Last Saturday, a man knocked at our door. These days, people who knock on your door are usually trying to sell you something, and indeed he was. But he started 10 feet away from the door and after greeting me, immediately offered his hand out for me to shake. There was no awkward script, he gave a one sentence overview and the next thing I knew he was kneeling on the concrete whipping out a spray bottle and toothbrush to show how his cleaner could get rid of the rust stains on our walkway. No theoretical justifications for a purchase, but practical proof that I needed his product. I didn’t even know we had rust stains on our concrete.
In under a minute, he had complimented our house (flattery), expressed his desire to move up in the world (connection) and shown the efficacy of his product with real applications (proof). I have turned down many salesmen that have come knocking at our door, but this was the first one who I felt met the definition of a hustler:
an enterprising person determined to succeed; go-getter.

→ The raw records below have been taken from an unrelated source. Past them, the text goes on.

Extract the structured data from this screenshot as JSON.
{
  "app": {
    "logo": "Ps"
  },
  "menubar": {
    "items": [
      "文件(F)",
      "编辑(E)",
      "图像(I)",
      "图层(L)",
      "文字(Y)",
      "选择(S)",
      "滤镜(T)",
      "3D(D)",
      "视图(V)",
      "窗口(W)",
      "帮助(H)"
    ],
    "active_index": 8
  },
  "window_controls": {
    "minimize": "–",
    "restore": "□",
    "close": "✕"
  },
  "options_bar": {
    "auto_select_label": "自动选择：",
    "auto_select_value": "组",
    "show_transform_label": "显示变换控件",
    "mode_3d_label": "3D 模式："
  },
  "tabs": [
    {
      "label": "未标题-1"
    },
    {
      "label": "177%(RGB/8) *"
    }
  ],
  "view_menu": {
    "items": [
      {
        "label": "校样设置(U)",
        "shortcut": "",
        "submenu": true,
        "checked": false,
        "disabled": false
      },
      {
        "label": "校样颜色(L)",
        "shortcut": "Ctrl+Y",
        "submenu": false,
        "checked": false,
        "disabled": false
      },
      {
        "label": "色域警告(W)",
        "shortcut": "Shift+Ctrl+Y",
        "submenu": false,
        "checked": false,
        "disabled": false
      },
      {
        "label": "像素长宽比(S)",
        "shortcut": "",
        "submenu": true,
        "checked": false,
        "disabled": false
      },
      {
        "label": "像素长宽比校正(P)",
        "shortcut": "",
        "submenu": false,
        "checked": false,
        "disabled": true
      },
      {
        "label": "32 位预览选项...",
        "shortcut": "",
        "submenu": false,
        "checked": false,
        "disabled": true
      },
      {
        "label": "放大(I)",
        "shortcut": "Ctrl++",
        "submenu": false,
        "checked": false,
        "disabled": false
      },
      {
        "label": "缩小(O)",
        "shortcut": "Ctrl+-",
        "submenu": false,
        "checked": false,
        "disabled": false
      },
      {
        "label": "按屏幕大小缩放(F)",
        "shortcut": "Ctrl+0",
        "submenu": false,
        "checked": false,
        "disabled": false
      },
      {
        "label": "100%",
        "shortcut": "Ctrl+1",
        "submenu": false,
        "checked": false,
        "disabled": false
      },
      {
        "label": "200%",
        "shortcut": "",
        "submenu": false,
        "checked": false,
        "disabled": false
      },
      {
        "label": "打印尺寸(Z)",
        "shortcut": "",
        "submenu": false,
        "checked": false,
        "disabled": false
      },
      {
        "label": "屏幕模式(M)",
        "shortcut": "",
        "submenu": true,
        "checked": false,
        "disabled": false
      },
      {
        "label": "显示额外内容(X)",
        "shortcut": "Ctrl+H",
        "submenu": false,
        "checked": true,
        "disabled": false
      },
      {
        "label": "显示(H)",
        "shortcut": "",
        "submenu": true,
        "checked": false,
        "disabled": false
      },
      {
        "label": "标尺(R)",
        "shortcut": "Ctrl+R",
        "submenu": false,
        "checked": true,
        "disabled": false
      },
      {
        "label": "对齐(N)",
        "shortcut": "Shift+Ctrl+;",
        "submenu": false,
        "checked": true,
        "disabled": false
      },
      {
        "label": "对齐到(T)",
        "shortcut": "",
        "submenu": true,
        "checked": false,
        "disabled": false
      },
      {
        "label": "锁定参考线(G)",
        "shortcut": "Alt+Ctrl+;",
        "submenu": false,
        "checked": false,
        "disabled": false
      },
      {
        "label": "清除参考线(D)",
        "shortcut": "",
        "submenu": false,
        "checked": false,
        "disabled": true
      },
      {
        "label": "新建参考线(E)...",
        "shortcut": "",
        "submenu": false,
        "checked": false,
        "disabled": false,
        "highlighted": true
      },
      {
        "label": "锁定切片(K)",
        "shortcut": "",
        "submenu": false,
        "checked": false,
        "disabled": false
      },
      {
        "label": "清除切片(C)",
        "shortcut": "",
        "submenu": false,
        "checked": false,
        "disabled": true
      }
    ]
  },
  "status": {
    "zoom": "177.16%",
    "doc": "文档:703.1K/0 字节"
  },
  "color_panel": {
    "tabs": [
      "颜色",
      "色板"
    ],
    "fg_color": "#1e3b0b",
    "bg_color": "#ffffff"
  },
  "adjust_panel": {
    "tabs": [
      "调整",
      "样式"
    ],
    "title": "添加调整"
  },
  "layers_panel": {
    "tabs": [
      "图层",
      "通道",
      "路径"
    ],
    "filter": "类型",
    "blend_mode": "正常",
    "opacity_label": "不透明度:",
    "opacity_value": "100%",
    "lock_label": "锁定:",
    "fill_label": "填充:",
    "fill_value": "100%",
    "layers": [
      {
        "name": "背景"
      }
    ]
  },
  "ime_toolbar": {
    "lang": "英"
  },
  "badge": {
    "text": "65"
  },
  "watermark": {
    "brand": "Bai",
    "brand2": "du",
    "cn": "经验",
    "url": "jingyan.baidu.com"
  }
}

By the end of a few minutes, I wanted to buy something from this guy. The product was a cleaner, not too exciting, but his hustling was impressive. He was quick-witted and connected. I was seriously impressed by his skills.
Being a sales person is tough – he puts himself on the line at every house he goes to and I’m sure many turn him down, even though he mentioned several times that many of my neighbors were choosing this product(social proof). It was like seeing the book Influence in action.
Being a hustler doesn’t only apply to sales, it applies to all of us who want to deliver value. Ideas are great, but getting things done, making things happen, that’s what creates value. Hustling requires initiative and a willingness to fail. It requires a putting ourselves on the line and influencing others. It requires getting things done and making things happen.